Suitable post-run snacks include 500ml of milk, a recovery drink, or 250ml strained Greek yogurt with fruit and nuts, or a CLIF Builder’s Protein Bar (which has 20g protein).
Fuel up before your early morning workout
If you plan to do a long, hard workout early in the morning before breakfast, you may find that a small high-carb snack (such as a banana or a slice of toast and honey) and some water 15 – 30 minutes before you exercise useful. It will raise your blood glucose levels and increase your endurance and performance.
Boost your performance with caffeine
Caffeine can give your workout a boost! Research shows that caffeine before exercise can improve your performance by reducing the perception of effort and helping you keep going longer.
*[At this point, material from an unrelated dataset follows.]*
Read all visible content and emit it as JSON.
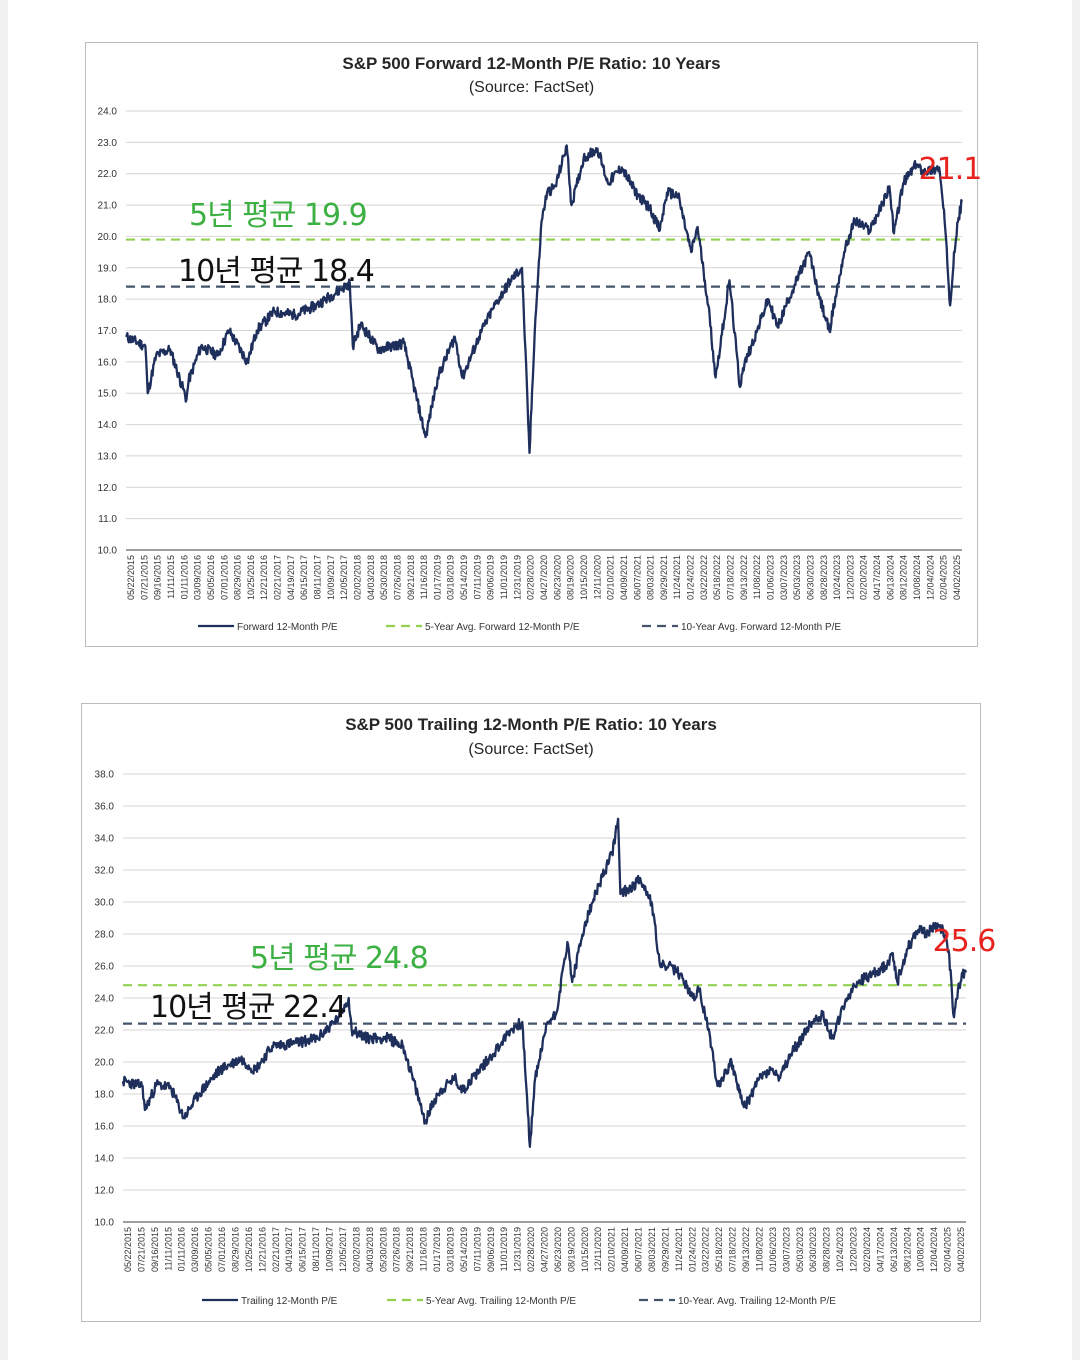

The optimal amount is around 3 mg/ kg of body weight (that’s 195mg for a 65kg athlete), equivalent to a double expresso. One CLIFF SHOT energy gel with caffeine contains 25 mg. You can take caffeine before a workout or race for an early boost, or mid-way if you want an energy boost for the final stages. Everyone has an individual response to caffeine so make sure you experiment in training before using it in a race.
Avoid Stomach Problems
Gastrointestinal upset (including the ‘runner’s trots’) during hard runs is common among distance runners. Many runners prefer to run on an empty stomach, but you can train your gut by regularly eating carbohydrate foods or drinks during training. Start with very small amounts then gradually increase the portion and frequency. Avoiding high-fibre foods before hard training sessions may also help reduce symptoms. Here are some more tips on avoiding gut problems.
Eat protein at each meal
If you train more than three times a week at a moderate or high intensity, then you’ll need more protein. This extra protein helps to repair and build muscle cells damaged during hard exercise. Aim to have between 1.2 and 2.0g per kg body weight a day (that’s 78 – 130g for a 65kg athlete). Target 0.25 – 0.4g per kg of body weight at each meal (older athletes need more than younger athletes), which equates to 16 – 26g for a 65kg athlete.
Boost your immunity
Winter brings its own onslaught of problems in the form of colds and viruses. And it’s thought that the increased levels of hormones like cortisol and adrenaline associated with hard training inhibit the immune system.
Other factors, such as lack of sleep and a poor diet, can only make matters worse at this time of year.